Published: 19:55, January 23, 2024 | Updated: 20:28, January 23, 2024
HK deficit seen almost two times larger than forecast
By Oswald Chan

Pedestrians cross a road in front of a Citibank branch which is located in the central business district of Hong Kong. (JEROME FAVRE / BLOOMBERG)

Major professional accounting bodies in Hong Kong, including the Hong Kong Institute of Certified Public Accountants (HKICPA) and EY, project that the Hong Kong Special Administrative Region will record a budget deficit hovering between HK$127.3 billion ($16.27 billion) and HK$148 billion for the 2023-24 financial year, almost two times higher than the government had originally forecast in February 2023.

These bodies anticipate that the city’s fiscal reserve level, by March 2024, will have further diminished to between HK$686 billion and HK$707 billion, amounting to 10 to 11 months of estimated government expenditure. In the financial years of 2017 and 2018, the fiscal reserve level amounted to 28 months of estimated government expenditure.

EY Hong Kong Financial Services Tax Leader Paul Ho argues that as Hong Kong adopts a simple and low tax system, any thoughts of introducing changes to the tax system should be considered carefully

Global auditing services firm EY and HKICPA attributed the soaring budget deficit to the decrease in land premium, slower-than-expected economic growth, and the decrease in stamp duty from the stock market and property transactions. EY believes when the macroeconomic situation improves, coupled with the administration’s prudential fiscal measures, fiscal reserves are expected to increase.

READ MORE: Chan eyes restoring fiscal balance amid ballooning deficit

With a huge budget deficit looming, EY recommends a relief package worth HK$15.2 billion for the 2024-25 financial year, compared with its suggested HK$18.3 billion for the 2023-24 financial year.

EY Hong Kong Financial Services Tax Leader Paul Ho argues that as Hong Kong adopts a simple and low tax system, any thoughts of introducing changes to the tax system should be considered carefully.

“The government should embark on extensive consultations with relevant stakeholders to weigh up the pros and cons of levying any new tax, focusing on the impact of new tax on the city’s economic competitiveness and the financial burden on Hong Kong residents,” Ho said at a news conference on Tuesday. 

Ho believes capital gains tax is complex and its impacts on Hong Kong’s competitiveness need to be assessed. “Amid the current economic environment, levying a capital gains tax may bring financial pressure to taxpayers.”

“I do not recommend that the government adopt a land departure tax because it is contrary to the direction of promoting Hong Kong's integration into the Guangdong-Hong Kong-Macao Greater Bay Area and levying such a tax will also affect the flow of people and goods,” Ho noted.

The EY tax leader suggested the administration could fund more ways to increase revenue; for example, it could launch more small-sized land parcels for sale

Regarding whether the government should disburse consumption vouchers again this year, Ho said the government should gauge carefully whether this approach would achieve the desired results.

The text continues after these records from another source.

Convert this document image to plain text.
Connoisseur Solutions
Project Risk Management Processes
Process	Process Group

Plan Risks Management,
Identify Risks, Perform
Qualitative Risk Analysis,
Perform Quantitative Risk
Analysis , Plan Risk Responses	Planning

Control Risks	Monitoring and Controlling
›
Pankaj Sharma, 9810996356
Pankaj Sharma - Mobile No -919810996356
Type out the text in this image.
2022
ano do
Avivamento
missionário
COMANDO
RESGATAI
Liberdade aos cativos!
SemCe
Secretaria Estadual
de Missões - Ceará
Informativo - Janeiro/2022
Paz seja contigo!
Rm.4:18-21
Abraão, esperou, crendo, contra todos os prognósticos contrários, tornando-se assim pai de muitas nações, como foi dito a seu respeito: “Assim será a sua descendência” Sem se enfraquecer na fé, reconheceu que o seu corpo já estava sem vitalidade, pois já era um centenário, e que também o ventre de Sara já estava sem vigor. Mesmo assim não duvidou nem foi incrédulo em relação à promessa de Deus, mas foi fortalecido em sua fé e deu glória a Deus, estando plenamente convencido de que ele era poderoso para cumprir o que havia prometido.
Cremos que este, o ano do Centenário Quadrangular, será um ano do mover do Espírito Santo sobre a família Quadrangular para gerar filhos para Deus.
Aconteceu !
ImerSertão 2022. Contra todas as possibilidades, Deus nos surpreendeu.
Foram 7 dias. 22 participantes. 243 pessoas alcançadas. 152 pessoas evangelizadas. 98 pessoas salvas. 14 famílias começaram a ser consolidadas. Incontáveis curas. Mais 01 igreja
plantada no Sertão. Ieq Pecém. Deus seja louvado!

The EY tax leader suggested the administration could fund more ways to increase revenue; for example, it could launch more small-sized land parcels for sale. By attracting more small and medium-sized property developers to bid for land, it could increase land premium income for the government.

But he said that long-term megaprojects such as the Northern Metropolis and Lantau Tomorrow should not be disrupted due to short-term or cyclical economic fluctuations because these will contribute to the sustainable development of Hong Kong's economy.

READ MORE: HK starts public consultation on 2024-25 Budget

HKICPA said that while the government is keen to launch a comprehensive study regarding the competitiveness of Hong Kong’s tax system, this does not mean the administration has to levy a new tax in a short-term period.

In the current economic environment, the institute agrees that the government has to control expenditure and slash costs, but it also needs to evaluate the competitiveness of the city’s overall tax system, consider non- tax investment incentives and explore other possible sources of income.

The institute says public finances are under great pressure. It therefore recommends the government to re-examine the timetables of large or long-term projects and consider whether these projects should be adjusted or delayed before the government stabilizes its revenue sources.